Many Desparate Patients Turn to Powerful Painkillers
Patricia Anstett, Detroit Free Press- 10/11/2003
Failed back surgery syndrome is the term medical science has coined for people who develop
even worse pain after an operation to relieve back pain. Equally common is the companion
problem of addiction to narcotic painkillers patients take to relieve the pain. The latest
to acknowledge the problem is conservative radio commentator Rush Limbaugh. On Friday, he
told listeners during his radio program that he is addicted to painkillers and is checking
into a rehabilitation center. One of the drugs he reportedly used is OxyContin, a highly
abused prescription drug with euphoric effects similar to heroin. Limbaugh started taking
narcotic painkillers "some years ago" when a doctor prescribed them after spinal
surgery. The pain worsened, and he started taking more pills. "Rush Limbaugh is one
of hundreds of thousands of Americans who are addicted to pain medication," said
Joseph Califano Jr., chairman and president of the National Center on Addiction and
Substance Abuse at Columbia University.
The problem of drug dependence on painkillers after back surgery is not
new. U.S. Supreme Court Chief Justice William Rehnquist, who has a long history of back
pain, developed a dependence on a prescription sedative and was in a detoxification
program directed by a neurosurgeon at George Washington University Hospital in the 1980s.
"Many patients with back surgery have persistent pain and are at risk of
addiction," said Dr. Dennis Dobritt, president of Tri-County Pain Consultants, a
Farmington Hills facility associated with Providence Hospital.
Each year, as many as 150,000 Americans undergo spine fusion procedures
to shore up portions of the back that have degenerated because of overuse, age or injury.
Surgery may not work. Three or 4 of every 10 people who undergo traditional back
operations develop scarring that can contribute to more back and leg pain, experts say. To
control escalating pain, people often turn to higher amounts of painkillers.

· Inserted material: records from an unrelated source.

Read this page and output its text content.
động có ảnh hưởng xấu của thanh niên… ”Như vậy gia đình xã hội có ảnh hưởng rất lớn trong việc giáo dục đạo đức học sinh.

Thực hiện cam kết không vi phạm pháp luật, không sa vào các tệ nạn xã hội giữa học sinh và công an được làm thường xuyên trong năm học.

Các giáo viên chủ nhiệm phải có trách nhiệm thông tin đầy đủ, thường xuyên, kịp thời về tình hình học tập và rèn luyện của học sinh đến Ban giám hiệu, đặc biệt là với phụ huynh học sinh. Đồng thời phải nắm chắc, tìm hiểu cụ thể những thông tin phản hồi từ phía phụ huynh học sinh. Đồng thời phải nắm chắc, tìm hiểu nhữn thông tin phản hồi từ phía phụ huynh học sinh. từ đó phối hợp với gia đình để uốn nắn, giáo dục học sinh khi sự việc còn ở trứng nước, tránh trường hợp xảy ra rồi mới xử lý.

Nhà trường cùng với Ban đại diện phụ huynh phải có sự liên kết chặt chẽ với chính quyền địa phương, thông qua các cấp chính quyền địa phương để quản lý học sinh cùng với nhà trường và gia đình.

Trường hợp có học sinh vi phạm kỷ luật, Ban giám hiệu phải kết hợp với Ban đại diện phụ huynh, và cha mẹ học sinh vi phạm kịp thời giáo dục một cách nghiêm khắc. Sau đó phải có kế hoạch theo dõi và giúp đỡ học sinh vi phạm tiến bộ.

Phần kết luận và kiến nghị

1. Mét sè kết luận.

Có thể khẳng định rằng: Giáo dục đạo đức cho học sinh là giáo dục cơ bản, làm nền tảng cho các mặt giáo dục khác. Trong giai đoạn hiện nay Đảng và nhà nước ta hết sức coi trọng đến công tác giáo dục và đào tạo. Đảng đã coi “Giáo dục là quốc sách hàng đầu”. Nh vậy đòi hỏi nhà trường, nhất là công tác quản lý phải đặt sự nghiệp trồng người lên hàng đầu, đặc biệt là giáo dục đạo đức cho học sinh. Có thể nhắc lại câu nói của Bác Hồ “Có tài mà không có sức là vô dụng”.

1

Dr. Michael Boyle, medical director of the Maplegrove Treatment Center,
a West Bloomfield, MI program affiliated with the Henry Ford Health System, said
painkiller addiction is hard to treat. First, the person must be taken off or weaned from
the painkillers. Then, an alternative to narcotics to control the pain should be found, he
said. "To get the person off the pain medication is not a major problem," Boyle
said. "Keeping them off is the hard part."
Dr. Samir Fuleihan, chief of the anesthesiology department at Wayne
State University and Harper University Hospital, Detroit, said his clinic requires
patients to sign contracts agreeing to random urine and blood tests for narcotics to
ensure patients don't get drugs from other sources. Then they try a variety of approaches
first to try to reduce pain.
A new drug, buprenorphine, promoted as a treatment for heroin
addiction, helps when other approaches to prescription painkiller addiction fail, said Dr.
Maher Karam-Hage, medical director of the Chelsea Arbor Addiction Treatment Center.Still,
rehabilitation typically takes six to eight weeks in the hospital and as long as six
months of recovery and weekly doctor visits, he said.
Dobritt said several new procedures are helping people with unrelieved
back pain. Another new technique, discography, helps determine which patients with pain
might benefit from surgery or some other procedure. But despite the advances, many are
forced to live with pain. "The problem is we don't have the best treatment for a lot
of these spinal conditions," Dobritt said.